After reading this, you might be thinking: Well, this is a modern novel with a lot of tricks, maybe the technique is really new, but why should I go so far as to compete with a Mexican novel? To be honest, I've always been averse to modernist novels. This book appeals to me not because of the tricks and ingenuity, but because of the poetry-like text, which is so concise and memorable that I want to read every paragraph out loud.

Take the opening paragraph of the book:

I came to Comala because someone told me that my father lives here and his name seems to be Pedro Baramo. This is what my mother told me. I assured her that I would visit him as soon as she passed away. I held her old man's hands tightly, expressing that I must fulfill my promise. She was dying at this point, and I planned to meet all her demands. "You must go and see him," she urged me. "He's called this name and that. I think he'll be happy to see you." Said, I must do as she said.
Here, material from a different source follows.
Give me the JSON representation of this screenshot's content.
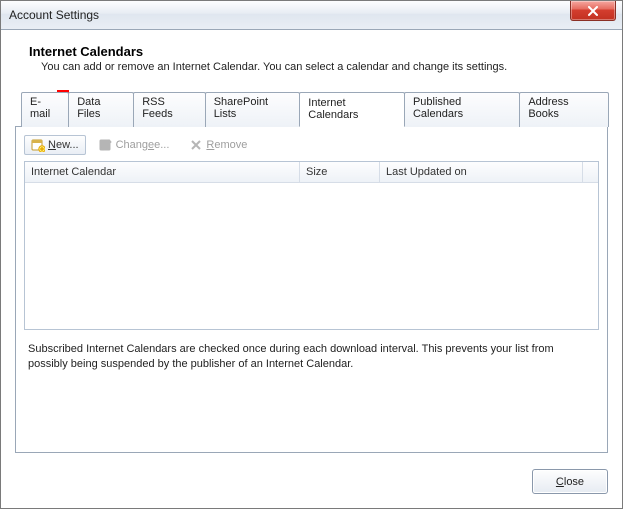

I said the same sentence over and over again, until her hands were stiff, and then with great difficulty I pulled my hands back.

It's such a simple passage, but it has the power to keep reading. It can be compared with the famous opening of Camus' "The Outsider" "Today, mother died. Maybe it was yesterday, I can't figure it out.".

and also:

Father Redria will recall that night many years later. That night, the firm bed made it difficult for him to sleep, forcing him out of the house. Miguel Balamo died that night.

Thinking about it now, the opening of "One Hundred Years of Solitude", "Many years later, Colonel Aureliano, standing before the firing squad, will surely remember that distant afternoon when his father took him to visit the ice cubes." Probably borrowed from here.

In the book, Pedro Balamo's love words about Susana are also very touching: "Your lips are very moist, as if you have been kissed by the morning dew." "There was a huge moon in the world at that time. I looked at you, looked at Broken eyes."

This is a beautiful book and a maze of intricate and intricate puzzles. To borrow a sentence from Eileen Chang's evaluation of "A Dream of Red Mansions", this book can be called "one to serve ten", and it can withstand repeated reading. Among the top world famous books, this book must have a seat.